The authors declare that they have no competing interests.
MS collected the data, performed the statistical analyses, and wrote the manuscript; RN conceived of the research hypothesis and analyses, assisted in writing the manuscript, and edited the manuscript;TI, DT and KA reviewed and edited the manuscript; KU assisted in conception of the research hypothesis and reviewed and edited the manuscript. All authors read and approved the final manuscript.
No previous studies have compared the DPP-4 inhibitors vildagliptin and sitagliptin in terms of blood glucose levels using continuous glucose monitoring (CGM) and cardiovascular parameters.
Twenty patients with type 2 diabetes mellitus were randomly allocated to groups who received vildagliptin then sitagliptin, or vice versa. Patients were hospitalized at 1 month after starting each drug, and CGM was used to determine: 1) mean (± standard deviation) 24-hour blood glucose level, 2) mean amplitude of glycemic excursions (MAGE), 3) fasting blood glucose level, 4) highest postprandial blood glucose level and time, 5) increase in blood glucose level after each meal, 6) area under the curve (AUC) for blood glucose level ≥180 mg/dL within 3 hours after each meal, and 7) area over the curve (AOC) for daily blood glucose level <70 mg/dL. Plasma glycosylated hemoglobin (HbA1c), glycoalbumin (GA), 1,5-anhydroglucitol (1,5AG), immunoreactive insulin (IRI), C-peptide immunoreactivity (CPR), brain natriuretic peptide (BNP), and plasminogen activator inhibitor-1 (PAI-1) levels, and urinary CPR levels, were measured.

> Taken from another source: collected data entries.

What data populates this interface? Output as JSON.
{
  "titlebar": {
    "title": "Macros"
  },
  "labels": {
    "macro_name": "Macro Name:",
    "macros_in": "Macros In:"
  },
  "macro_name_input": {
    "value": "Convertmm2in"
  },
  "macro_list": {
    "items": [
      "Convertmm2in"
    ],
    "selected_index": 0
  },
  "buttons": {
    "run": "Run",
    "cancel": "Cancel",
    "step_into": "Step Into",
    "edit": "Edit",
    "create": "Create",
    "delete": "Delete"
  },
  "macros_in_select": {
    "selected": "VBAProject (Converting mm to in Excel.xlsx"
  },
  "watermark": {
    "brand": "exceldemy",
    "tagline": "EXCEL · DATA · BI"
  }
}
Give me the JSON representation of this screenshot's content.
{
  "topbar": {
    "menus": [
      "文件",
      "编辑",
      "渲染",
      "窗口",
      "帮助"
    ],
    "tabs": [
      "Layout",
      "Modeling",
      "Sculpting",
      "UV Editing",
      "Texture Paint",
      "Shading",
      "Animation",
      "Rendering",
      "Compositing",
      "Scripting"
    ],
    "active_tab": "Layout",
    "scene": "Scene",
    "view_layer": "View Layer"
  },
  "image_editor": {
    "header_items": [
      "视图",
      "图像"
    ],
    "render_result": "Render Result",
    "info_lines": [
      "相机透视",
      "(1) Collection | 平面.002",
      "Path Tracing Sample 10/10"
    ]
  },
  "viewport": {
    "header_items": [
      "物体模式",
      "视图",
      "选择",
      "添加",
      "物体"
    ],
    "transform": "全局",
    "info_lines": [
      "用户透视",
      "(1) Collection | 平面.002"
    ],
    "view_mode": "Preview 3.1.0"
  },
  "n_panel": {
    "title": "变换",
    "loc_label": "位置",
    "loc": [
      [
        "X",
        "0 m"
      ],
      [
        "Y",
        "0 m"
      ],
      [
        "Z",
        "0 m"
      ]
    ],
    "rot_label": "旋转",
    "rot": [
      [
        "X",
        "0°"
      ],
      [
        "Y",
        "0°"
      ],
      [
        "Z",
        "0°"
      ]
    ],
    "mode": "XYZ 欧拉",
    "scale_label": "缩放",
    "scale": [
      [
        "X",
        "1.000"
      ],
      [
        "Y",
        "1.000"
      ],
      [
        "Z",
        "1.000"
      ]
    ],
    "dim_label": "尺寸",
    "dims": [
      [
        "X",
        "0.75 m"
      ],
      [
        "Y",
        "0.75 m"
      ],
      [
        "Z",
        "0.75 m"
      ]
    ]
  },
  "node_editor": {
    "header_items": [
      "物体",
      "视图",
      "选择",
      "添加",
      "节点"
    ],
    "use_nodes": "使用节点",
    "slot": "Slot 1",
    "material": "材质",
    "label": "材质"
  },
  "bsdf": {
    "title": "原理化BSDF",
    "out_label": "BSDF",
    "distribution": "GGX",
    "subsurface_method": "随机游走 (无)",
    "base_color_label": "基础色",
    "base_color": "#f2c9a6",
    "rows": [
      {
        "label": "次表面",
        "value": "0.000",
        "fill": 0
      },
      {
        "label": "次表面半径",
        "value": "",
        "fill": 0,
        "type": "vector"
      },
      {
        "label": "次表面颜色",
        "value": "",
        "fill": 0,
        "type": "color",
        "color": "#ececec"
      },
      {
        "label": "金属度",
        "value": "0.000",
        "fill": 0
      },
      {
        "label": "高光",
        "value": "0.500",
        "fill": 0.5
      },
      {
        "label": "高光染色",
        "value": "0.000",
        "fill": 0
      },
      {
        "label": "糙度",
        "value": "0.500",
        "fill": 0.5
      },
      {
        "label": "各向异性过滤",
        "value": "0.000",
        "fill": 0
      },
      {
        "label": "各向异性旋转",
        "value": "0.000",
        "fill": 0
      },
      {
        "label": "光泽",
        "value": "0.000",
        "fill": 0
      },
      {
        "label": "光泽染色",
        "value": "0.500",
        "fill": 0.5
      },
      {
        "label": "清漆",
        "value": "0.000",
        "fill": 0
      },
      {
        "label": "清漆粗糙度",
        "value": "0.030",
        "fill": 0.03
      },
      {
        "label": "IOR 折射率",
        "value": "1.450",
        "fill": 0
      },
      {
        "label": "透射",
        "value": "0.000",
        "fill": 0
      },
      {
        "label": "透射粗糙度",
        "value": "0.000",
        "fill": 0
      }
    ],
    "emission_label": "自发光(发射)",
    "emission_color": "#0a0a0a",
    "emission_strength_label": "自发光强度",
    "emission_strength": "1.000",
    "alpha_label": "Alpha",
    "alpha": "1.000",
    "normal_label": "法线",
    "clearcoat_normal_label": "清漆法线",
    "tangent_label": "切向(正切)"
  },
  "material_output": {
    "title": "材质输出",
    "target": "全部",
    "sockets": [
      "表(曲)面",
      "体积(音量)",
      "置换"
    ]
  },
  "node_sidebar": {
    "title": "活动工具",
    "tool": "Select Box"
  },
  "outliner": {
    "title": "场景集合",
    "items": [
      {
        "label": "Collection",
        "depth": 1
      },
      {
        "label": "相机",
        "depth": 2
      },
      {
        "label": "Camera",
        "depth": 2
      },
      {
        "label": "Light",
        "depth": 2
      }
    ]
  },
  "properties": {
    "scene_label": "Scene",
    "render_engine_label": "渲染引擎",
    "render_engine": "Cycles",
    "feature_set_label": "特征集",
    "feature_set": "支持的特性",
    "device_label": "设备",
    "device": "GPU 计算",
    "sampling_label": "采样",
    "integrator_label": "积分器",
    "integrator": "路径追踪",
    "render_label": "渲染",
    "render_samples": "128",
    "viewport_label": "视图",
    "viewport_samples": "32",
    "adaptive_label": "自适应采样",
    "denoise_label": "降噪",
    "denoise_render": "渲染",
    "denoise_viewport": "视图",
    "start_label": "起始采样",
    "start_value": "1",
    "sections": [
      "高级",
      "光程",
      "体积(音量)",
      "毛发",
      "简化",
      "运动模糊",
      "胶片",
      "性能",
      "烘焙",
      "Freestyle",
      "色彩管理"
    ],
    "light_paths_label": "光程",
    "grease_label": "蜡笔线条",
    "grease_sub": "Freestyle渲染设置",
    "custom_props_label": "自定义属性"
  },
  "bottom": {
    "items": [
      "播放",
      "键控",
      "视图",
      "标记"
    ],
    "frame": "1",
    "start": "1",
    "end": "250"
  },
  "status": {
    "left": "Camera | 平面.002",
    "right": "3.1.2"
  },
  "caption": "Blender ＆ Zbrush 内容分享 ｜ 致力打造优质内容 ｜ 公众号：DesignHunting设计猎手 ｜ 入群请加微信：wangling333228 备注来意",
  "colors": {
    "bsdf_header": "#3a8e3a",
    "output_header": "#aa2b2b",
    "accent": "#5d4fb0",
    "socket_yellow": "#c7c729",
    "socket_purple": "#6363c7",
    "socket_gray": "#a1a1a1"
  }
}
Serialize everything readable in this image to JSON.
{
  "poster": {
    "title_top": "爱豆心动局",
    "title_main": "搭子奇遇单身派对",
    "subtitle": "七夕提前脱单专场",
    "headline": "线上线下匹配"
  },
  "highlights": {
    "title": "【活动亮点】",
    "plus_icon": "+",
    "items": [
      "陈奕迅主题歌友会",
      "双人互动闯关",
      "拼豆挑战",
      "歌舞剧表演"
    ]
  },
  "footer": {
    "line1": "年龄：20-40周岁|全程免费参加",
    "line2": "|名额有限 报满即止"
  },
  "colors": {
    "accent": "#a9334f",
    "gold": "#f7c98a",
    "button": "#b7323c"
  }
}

The mean 24-hour blood glucose level was significantly lower in patients taking vildagliptin than sitagliptin (142.1 ± 35.5 vs. 153.2 ± 37.0 mg/dL; p = 0.012). In patients taking vildagliptin, MAGE was significantly lower (110.5 ± 33.5 vs. 129.4 ± 45.1 mg/dL; p = 0.040), the highest blood glucose level after supper was significantly lower (206.1 ± 40.2 vs. 223.2 ± 43.5 mg/dL; p = 0.015), the AUC (≥180 mg/dL) within 3 h was significantly lower after breakfast (484.3 vs. 897.9 mg/min/dL; p = 0.025), and urinary CPR level was significantly higher (97.0 ± 41.6 vs. 85.2 ± 39.9 μg/day; p = 0.008) than in patients taking sitagliptin. There were no significant differences in plasma HbA1c, GA, 1,5AG, IRI, CPR, BNP, or PAI-1 levels between patients taking vildagliptin and sitagliptin.
CGM showed that mean 24-h blood glucose, MAGE, highest blood glucose level after supper, and hyperglycemia after breakfast were significantly lower in patients with type 2 diabetes mellitus taking vildagliptin than those taking sitagliptin. There were no significant differences in BNP and PAI-1 levels between patients taking vildagliptin and sitagliptin.